Credo che ognuno di noi guardando il proprio Oroscopo, percepisca una grande ambivalenza. Da un lato è orgoglioso del fatto che nella sua vita individuale il cielo si imprima come la data di un timbro postale sulla busta, in questo modo egli è contrassegnato, unico nel suo genere. Ma nello stesso tempo è un imprigionamento nello spazio, il tatuaggio di un numero carcerario. Da questo non si scappa. Non posso essere diverso da quello che sono. E’ terribile. Preferiremmo pensare che siamo liberi e che in qualsiasi momento possiamo crearci di nuovo. E che la nostra vita dipenda totalmente da noi. Questo legame con una cosa grande come il cielo, ci intralcia. Preferiremmo essere piccoli, allora i nostri peccatucci sarebbero perdonabili.

Quindi sono convinta che bisogna conoscere a fondo la propria prigione.

Ora mi arrischio a dirlo: non sono una brava Astrologa, purtroppo. Nel mio carattere dimora un malessere che offusca l’immagine della posizione dei pianeti. Li guardo attraverso la mia paura e nonostante l’apparente serenità d’animo che gli altri ingenuamente e candidamente mi attribuiscono. Vedo tutto come in uno specchio oscuro, come attraverso un vetro affumicato. Guardo il mondo nel modo in cui gli altri guardano un’eclisse di Sole. Io vedo un’eclisse di Terra. Vedo come ci muoviamo a tentoni in una Tenebra perenne, come Coleotteri catturati e messi in una scatola da un bambino crudele. E’ facile danneggiarci e farci del male, fare a pezzetti la nostra bizzarra esistenza, finalmente rattoppata. Interpreto tutto come anormale, terribile e minaccioso. Vedo solo Catastrofi. Ma dal momento che l’inizio è la Caduta, è possibile cadere ancora più in basso?

Comunque conosco la data della mia morte e grazie a questo mi sento libera.
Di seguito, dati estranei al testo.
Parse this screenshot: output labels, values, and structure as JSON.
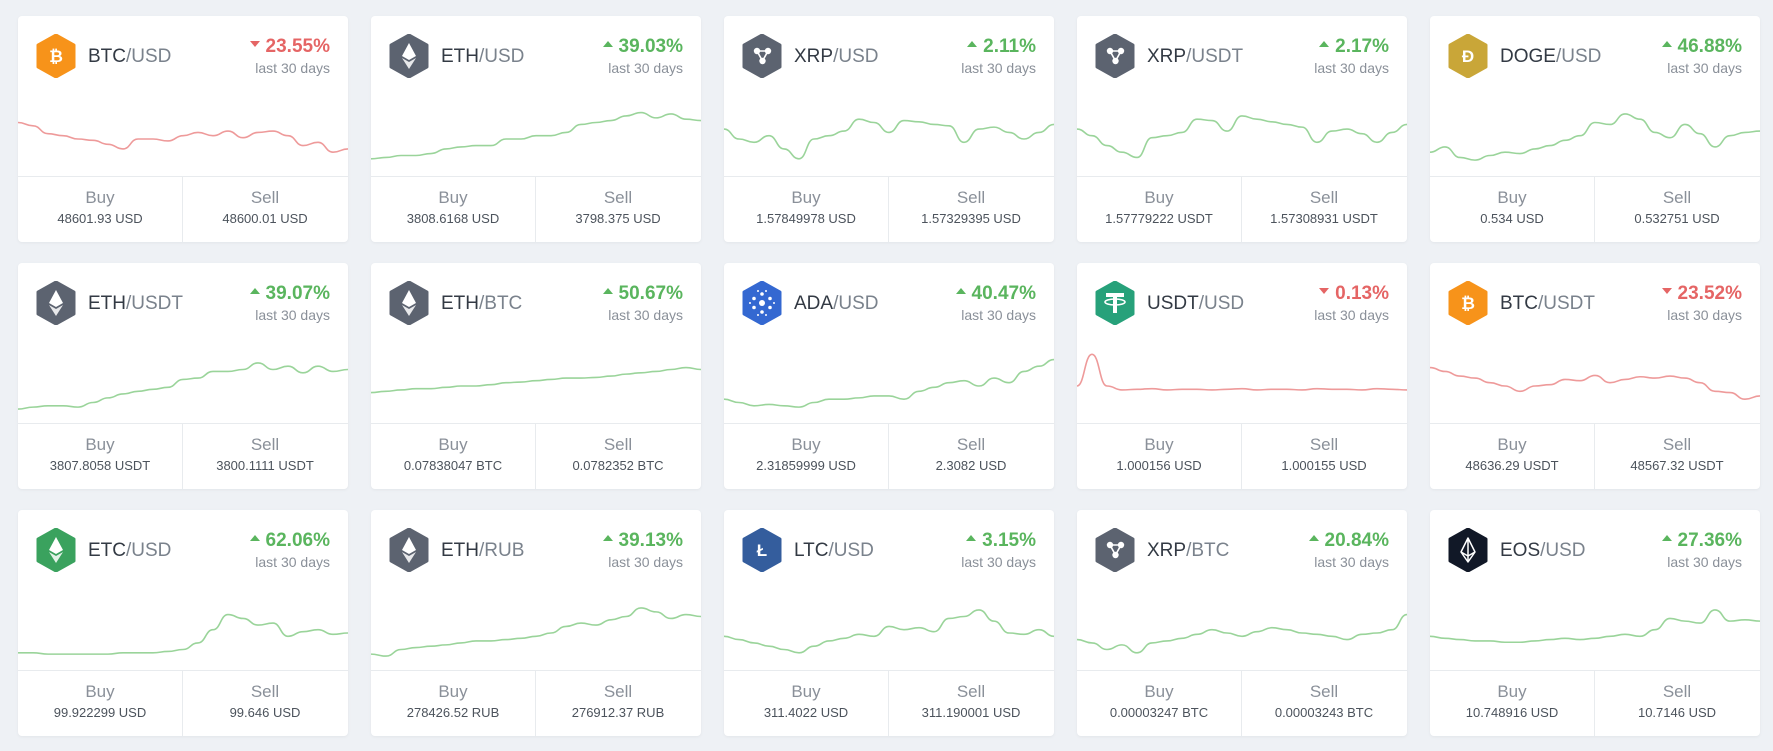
{
  "colors": {
    "up": "#5ab55e",
    "down": "#e56565",
    "line_up": "#9ad49a",
    "line_down": "#ee9a9a"
  },
  "labels": {
    "buy": "Buy",
    "sell": "Sell"
  },
  "pairs": [
    {
      "base": "BTC",
      "quote": "/USD",
      "change": "23.55%",
      "dir": "down",
      "period": "last 30 days",
      "buy": "48601.93 USD",
      "sell": "48600.01 USD",
      "icon": "bitcoin-icon",
      "icon_color": "#f7931a",
      "trend": [
        0.75,
        0.7,
        0.58,
        0.55,
        0.5,
        0.48,
        0.42,
        0.35,
        0.5,
        0.5,
        0.47,
        0.55,
        0.6,
        0.55,
        0.62,
        0.52,
        0.6,
        0.62,
        0.55,
        0.4,
        0.45,
        0.3,
        0.35
      ]
    },
    {
      "base": "ETH",
      "quote": "/USD",
      "change": "39.03%",
      "dir": "up",
      "period": "last 30 days",
      "buy": "3808.6168 USD",
      "sell": "3798.375 USD",
      "icon": "ethereum-icon",
      "icon_color": "#5c6370",
      "trend": [
        0.2,
        0.22,
        0.25,
        0.25,
        0.28,
        0.35,
        0.38,
        0.4,
        0.4,
        0.5,
        0.5,
        0.55,
        0.55,
        0.6,
        0.72,
        0.75,
        0.78,
        0.85,
        0.9,
        0.82,
        0.88,
        0.8,
        0.78
      ]
    },
    {
      "base": "XRP",
      "quote": "/USD",
      "change": "2.11%",
      "dir": "up",
      "period": "last 30 days",
      "buy": "1.57849978 USD",
      "sell": "1.57329395 USD",
      "icon": "ripple-icon",
      "icon_color": "#5c6370",
      "trend": [
        0.65,
        0.5,
        0.45,
        0.55,
        0.35,
        0.2,
        0.5,
        0.55,
        0.62,
        0.8,
        0.75,
        0.6,
        0.78,
        0.76,
        0.72,
        0.7,
        0.45,
        0.65,
        0.68,
        0.6,
        0.5,
        0.6,
        0.72
      ]
    },
    {
      "base": "XRP",
      "quote": "/USDT",
      "change": "2.17%",
      "dir": "up",
      "period": "last 30 days",
      "buy": "1.57779222 USDT",
      "sell": "1.57308931 USDT",
      "icon": "ripple-icon",
      "icon_color": "#5c6370",
      "trend": [
        0.65,
        0.55,
        0.4,
        0.3,
        0.22,
        0.52,
        0.55,
        0.6,
        0.8,
        0.78,
        0.62,
        0.85,
        0.8,
        0.76,
        0.72,
        0.68,
        0.45,
        0.62,
        0.65,
        0.58,
        0.45,
        0.6,
        0.72
      ]
    },
    {
      "base": "DOGE",
      "quote": "/USD",
      "change": "46.88%",
      "dir": "up",
      "period": "last 30 days",
      "buy": "0.534 USD",
      "sell": "0.532751 USD",
      "icon": "dogecoin-icon",
      "icon_color": "#c9a638",
      "trend": [
        0.3,
        0.38,
        0.22,
        0.18,
        0.25,
        0.3,
        0.28,
        0.35,
        0.4,
        0.48,
        0.55,
        0.75,
        0.72,
        0.88,
        0.8,
        0.6,
        0.52,
        0.72,
        0.58,
        0.38,
        0.55,
        0.6,
        0.62
      ]
    },
    {
      "base": "ETH",
      "quote": "/USDT",
      "change": "39.07%",
      "dir": "up",
      "period": "last 30 days",
      "buy": "3807.8058 USDT",
      "sell": "3800.1111 USDT",
      "icon": "ethereum-icon",
      "icon_color": "#5c6370",
      "trend": [
        0.15,
        0.18,
        0.2,
        0.2,
        0.18,
        0.25,
        0.32,
        0.38,
        0.42,
        0.45,
        0.48,
        0.6,
        0.62,
        0.72,
        0.72,
        0.75,
        0.85,
        0.75,
        0.8,
        0.7,
        0.8,
        0.72,
        0.75
      ]
    },
    {
      "base": "ETH",
      "quote": "/BTC",
      "change": "50.67%",
      "dir": "up",
      "period": "last 30 days",
      "buy": "0.07838047 BTC",
      "sell": "0.0782352 BTC",
      "icon": "ethereum-icon",
      "icon_color": "#5c6370",
      "trend": [
        0.4,
        0.42,
        0.44,
        0.46,
        0.46,
        0.48,
        0.5,
        0.5,
        0.52,
        0.55,
        0.56,
        0.58,
        0.6,
        0.62,
        0.62,
        0.63,
        0.65,
        0.68,
        0.7,
        0.72,
        0.75,
        0.78,
        0.75
      ]
    },
    {
      "base": "ADA",
      "quote": "/USD",
      "change": "40.47%",
      "dir": "up",
      "period": "last 30 days",
      "buy": "2.31859999 USD",
      "sell": "2.3082 USD",
      "icon": "cardano-icon",
      "icon_color": "#3468d1",
      "trend": [
        0.3,
        0.25,
        0.2,
        0.22,
        0.2,
        0.18,
        0.25,
        0.3,
        0.3,
        0.32,
        0.35,
        0.35,
        0.3,
        0.42,
        0.48,
        0.55,
        0.58,
        0.5,
        0.62,
        0.55,
        0.72,
        0.8,
        0.9
      ]
    },
    {
      "base": "USDT",
      "quote": "/USD",
      "change": "0.13%",
      "dir": "down",
      "period": "last 30 days",
      "buy": "1.000156 USD",
      "sell": "1.000155 USD",
      "icon": "tether-icon",
      "icon_color": "#27a17a",
      "trend": [
        0.5,
        0.98,
        0.5,
        0.44,
        0.45,
        0.46,
        0.44,
        0.45,
        0.45,
        0.44,
        0.45,
        0.46,
        0.44,
        0.45,
        0.45,
        0.44,
        0.46,
        0.45,
        0.45,
        0.44,
        0.46,
        0.45,
        0.44
      ]
    },
    {
      "base": "BTC",
      "quote": "/USDT",
      "change": "23.52%",
      "dir": "down",
      "period": "last 30 days",
      "buy": "48636.29 USDT",
      "sell": "48567.32 USDT",
      "icon": "bitcoin-icon",
      "icon_color": "#f7931a",
      "trend": [
        0.78,
        0.72,
        0.65,
        0.62,
        0.55,
        0.5,
        0.42,
        0.5,
        0.52,
        0.6,
        0.58,
        0.66,
        0.55,
        0.6,
        0.64,
        0.62,
        0.65,
        0.62,
        0.55,
        0.42,
        0.4,
        0.3,
        0.35
      ]
    },
    {
      "base": "ETC",
      "quote": "/USD",
      "change": "62.06%",
      "dir": "up",
      "period": "last 30 days",
      "buy": "99.922299 USD",
      "sell": "99.646 USD",
      "icon": "ethereum-classic-icon",
      "icon_color": "#3aa25e",
      "trend": [
        0.2,
        0.2,
        0.18,
        0.18,
        0.18,
        0.18,
        0.18,
        0.2,
        0.2,
        0.2,
        0.22,
        0.25,
        0.35,
        0.55,
        0.78,
        0.72,
        0.62,
        0.65,
        0.45,
        0.52,
        0.55,
        0.48,
        0.5
      ]
    },
    {
      "base": "ETH",
      "quote": "/RUB",
      "change": "39.13%",
      "dir": "up",
      "period": "last 30 days",
      "buy": "278426.52 RUB",
      "sell": "276912.37 RUB",
      "icon": "ethereum-icon",
      "icon_color": "#5c6370",
      "trend": [
        0.18,
        0.15,
        0.25,
        0.28,
        0.3,
        0.32,
        0.35,
        0.38,
        0.38,
        0.4,
        0.42,
        0.45,
        0.5,
        0.6,
        0.65,
        0.62,
        0.7,
        0.75,
        0.88,
        0.82,
        0.72,
        0.78,
        0.75
      ]
    },
    {
      "base": "LTC",
      "quote": "/USD",
      "change": "3.15%",
      "dir": "up",
      "period": "last 30 days",
      "buy": "311.4022 USD",
      "sell": "311.190001 USD",
      "icon": "litecoin-icon",
      "icon_color": "#345d9d",
      "trend": [
        0.45,
        0.4,
        0.35,
        0.3,
        0.25,
        0.2,
        0.3,
        0.38,
        0.42,
        0.48,
        0.45,
        0.6,
        0.55,
        0.58,
        0.52,
        0.72,
        0.75,
        0.85,
        0.68,
        0.5,
        0.48,
        0.55,
        0.45
      ]
    },
    {
      "base": "XRP",
      "quote": "/BTC",
      "change": "20.84%",
      "dir": "up",
      "period": "last 30 days",
      "buy": "0.00003247 BTC",
      "sell": "0.00003243 BTC",
      "icon": "ripple-icon",
      "icon_color": "#5c6370",
      "trend": [
        0.4,
        0.35,
        0.25,
        0.32,
        0.2,
        0.35,
        0.38,
        0.42,
        0.48,
        0.55,
        0.5,
        0.45,
        0.52,
        0.58,
        0.55,
        0.5,
        0.48,
        0.45,
        0.4,
        0.48,
        0.5,
        0.55,
        0.78
      ]
    },
    {
      "base": "EOS",
      "quote": "/USD",
      "change": "27.36%",
      "dir": "up",
      "period": "last 30 days",
      "buy": "10.748916 USD",
      "sell": "10.7146 USD",
      "icon": "eos-icon",
      "icon_color": "#111827",
      "trend": [
        0.45,
        0.42,
        0.4,
        0.38,
        0.38,
        0.36,
        0.36,
        0.38,
        0.4,
        0.42,
        0.4,
        0.42,
        0.45,
        0.48,
        0.45,
        0.55,
        0.72,
        0.68,
        0.65,
        0.85,
        0.68,
        0.7,
        0.68
      ]
    }
  ]
}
La presenza di Boros mi fece ricordare come si sta quando si vive con qualcuno. E com’è vincolante. Come distoglie dai propri pensieri e distrae. Come l’altra Persona comincia a infastidirci non tanto perché faccia qualcosa che dà ai nervi, quanto per il semplice fatto che c’è. E quando la mattina presto usciva diretto al bosco, benedicevo la mia splendida solitudine. Com’è possibile, pensavo, che le persone vivano insieme per decenni in uno spazio ristretto?

Ritengo infatti che la psiche umana sia nata per tutelarci dal vedere la verità. Per non consentirci di scorgerne direttamente il meccanismo. La psiche è il nostro sistema di difesa: si adopera per non farci mai comprendere ciò che ci circonda. Si occupa principalmente di filtrare le informazioni, sebbene le possibilità del nostro cervello siano enormi. Perché quel sapere non sarebbe sostenibile. Ogni minima particella del mondo si compone infatti di sofferenza.